冒頭のような背景の中、オーストラリアの動物病院らは、パンデミック前後(2019年2月8日〜2021年2月8日)に救急外来を訪れた猫の診療記録を集積し、特発性膀胱炎、または、それに伴う尿路閉塞を起こした猫のデータを解析する研究を行った。なお、同研究では、尿路感染症が確認された症例と対象期間より前に特発性膀胱炎・尿路閉塞を発症している個体は除外されている。また、2020年2月を境にしてパンデミック前と後が分けられている。すると、以下に示す事項が明らかになったという。

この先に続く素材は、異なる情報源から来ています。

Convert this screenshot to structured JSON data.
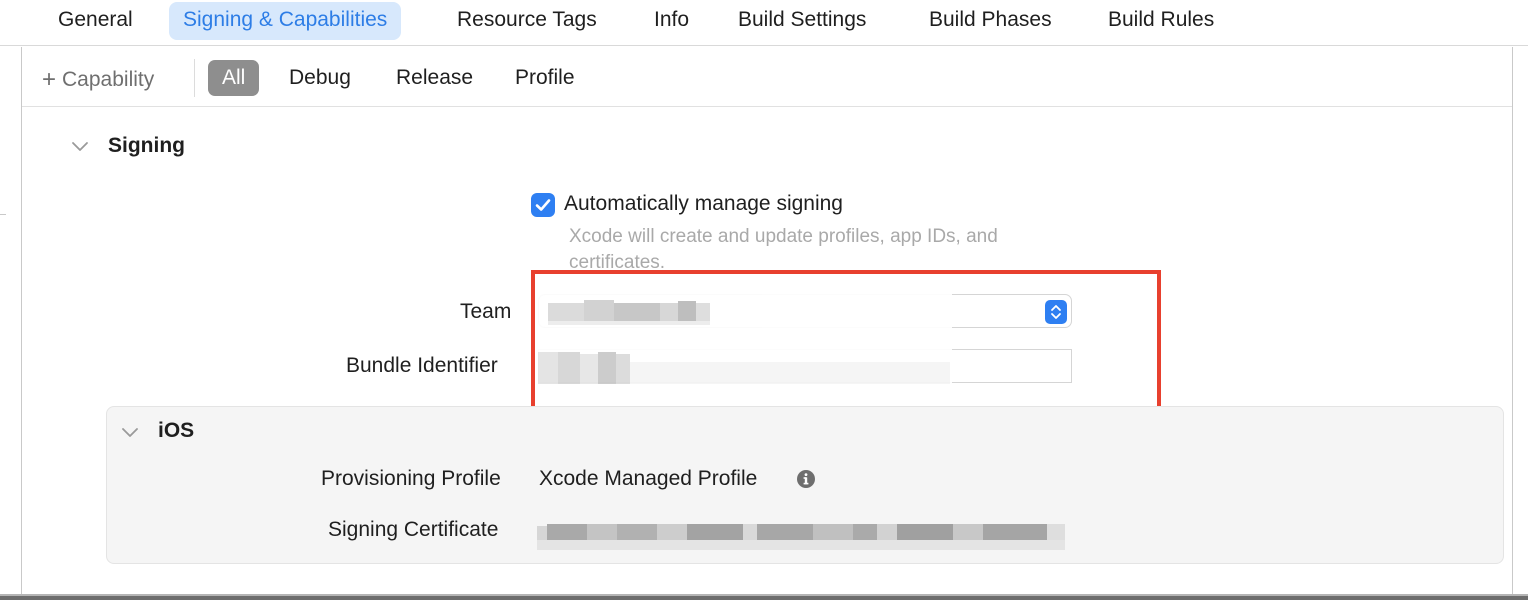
{
  "tabs": [
    {
      "label": "General",
      "active": false
    },
    {
      "label": "Signing & Capabilities",
      "active": true
    },
    {
      "label": "Resource Tags",
      "active": false
    },
    {
      "label": "Info",
      "active": false
    },
    {
      "label": "Build Settings",
      "active": false
    },
    {
      "label": "Build Phases",
      "active": false
    },
    {
      "label": "Build Rules",
      "active": false
    }
  ],
  "filter_bar": {
    "add_capability_label": "Capability",
    "segments": [
      {
        "label": "All",
        "active": true
      },
      {
        "label": "Debug",
        "active": false
      },
      {
        "label": "Release",
        "active": false
      },
      {
        "label": "Profile",
        "active": false
      }
    ]
  },
  "signing": {
    "section_title": "Signing",
    "auto_manage": {
      "checked": true,
      "label": "Automatically manage signing",
      "description": "Xcode will create and update profiles, app IDs, and certificates."
    },
    "team": {
      "label": "Team"
    },
    "bundle_identifier": {
      "label": "Bundle Identifier"
    },
    "highlight_color": "#e8402e"
  },
  "ios": {
    "section_title": "iOS",
    "provisioning_profile": {
      "label": "Provisioning Profile",
      "value": "Xcode Managed Profile"
    },
    "signing_certificate": {
      "label": "Signing Certificate"
    }
  },
  "colors": {
    "accent": "#2e7ff2",
    "active_tab_bg": "#d7e8fc",
    "active_tab_text": "#2d7de6",
    "segment_active_bg": "#8e8e8e"
  },
  "icons": [
    "plus-icon",
    "chevron-down-icon",
    "checkmark-icon",
    "popup-stepper-icon",
    "info-icon"
  ]
}
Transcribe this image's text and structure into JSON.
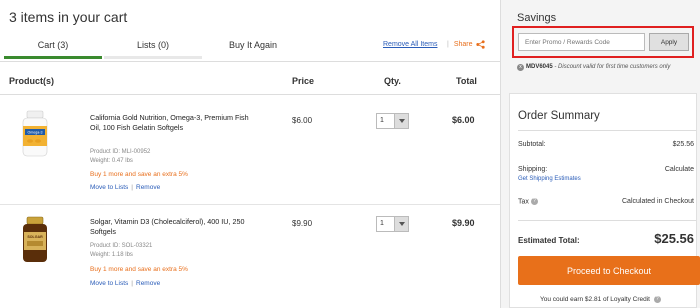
{
  "cart": {
    "title": "3 items in your cart",
    "tabs": [
      {
        "label": "Cart (3)",
        "active": true
      },
      {
        "label": "Lists (0)",
        "active": false
      },
      {
        "label": "Buy It Again",
        "active": false
      }
    ],
    "remove_all": "Remove All Items",
    "share": "Share",
    "share_separator": "|",
    "columns": {
      "product": "Product(s)",
      "price": "Price",
      "qty": "Qty.",
      "total": "Total"
    },
    "items": [
      {
        "name": "California Gold Nutrition, Omega-3, Premium Fish Oil, 100 Fish Gelatin Softgels",
        "product_id": "Product ID: MLI-00952",
        "weight": "Weight: 0.47 lbs",
        "promo": "Buy 1 more and save an extra 5%",
        "move_to_lists": "Move to Lists",
        "remove": "Remove",
        "link_separator": "|",
        "price": "$6.00",
        "qty": "1",
        "total": "$6.00",
        "image_label": "Omega-3"
      },
      {
        "name": "Solgar, Vitamin D3 (Cholecalciferol), 400 IU, 250 Softgels",
        "product_id": "Product ID: SOL-03321",
        "weight": "Weight: 1.18 lbs",
        "promo": "Buy 1 more and save an extra 5%",
        "move_to_lists": "Move to Lists",
        "remove": "Remove",
        "link_separator": "|",
        "price": "$9.90",
        "qty": "1",
        "total": "$9.90",
        "image_label": "SOLGAR"
      }
    ]
  },
  "savings": {
    "title": "Savings",
    "promo_placeholder": "Enter Promo / Rewards Code",
    "apply": "Apply",
    "remove_icon": "x",
    "applied_code": "MDV6045",
    "applied_desc": "- Discount valid for first time customers only"
  },
  "summary": {
    "title": "Order Summary",
    "subtotal_label": "Subtotal:",
    "subtotal": "$25.56",
    "shipping_label": "Shipping:",
    "shipping": "Calculate",
    "shipping_link": "Get Shipping Estimates",
    "tax_label": "Tax",
    "tax_help": "?",
    "tax": "Calculated in Checkout",
    "estimated_label": "Estimated Total:",
    "estimated": "$25.56",
    "checkout": "Proceed to Checkout",
    "loyalty": "You could earn $2.81 of Loyalty Credit",
    "loyalty_help": "?"
  },
  "colors": {
    "accent_orange": "#e8701a",
    "active_tab": "#3a8a2e",
    "link_blue": "#2a5cb8",
    "highlight_red": "#e02020"
  }
}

◆パンデミック以前と以後における猫の①②の発生状況◆
・パンデミック前の特発性膀胱炎の発生率は4.3%であった(①)
・①のうち1.4%は尿路閉塞を認めなかった
・①のうち2.9%は尿路閉塞を認めた
・パンデミック後の発生率は5.4%であった(②)
・②のうち2%は尿路閉塞を認めなかった
・②のうち3.4%は尿路閉塞を認めた
・パンデミック前後で発症リスクに差異は無かった

 

上記のことから、パンデミックと猫の特発性膀胱炎の発症に関連性は無いことが窺える。一方、本研究とは異なって、「発症リスクが上昇する」と報告した論文もある。よって、今後、真偽を突き詰める(最終的な見解を統一する)ための研究が計画され、猫の特発性膀胱炎に対する理解が深まることを期待している。

以前の研究と同様に、特発性膀胱炎は去勢オスが大部分を占めていたとのことです。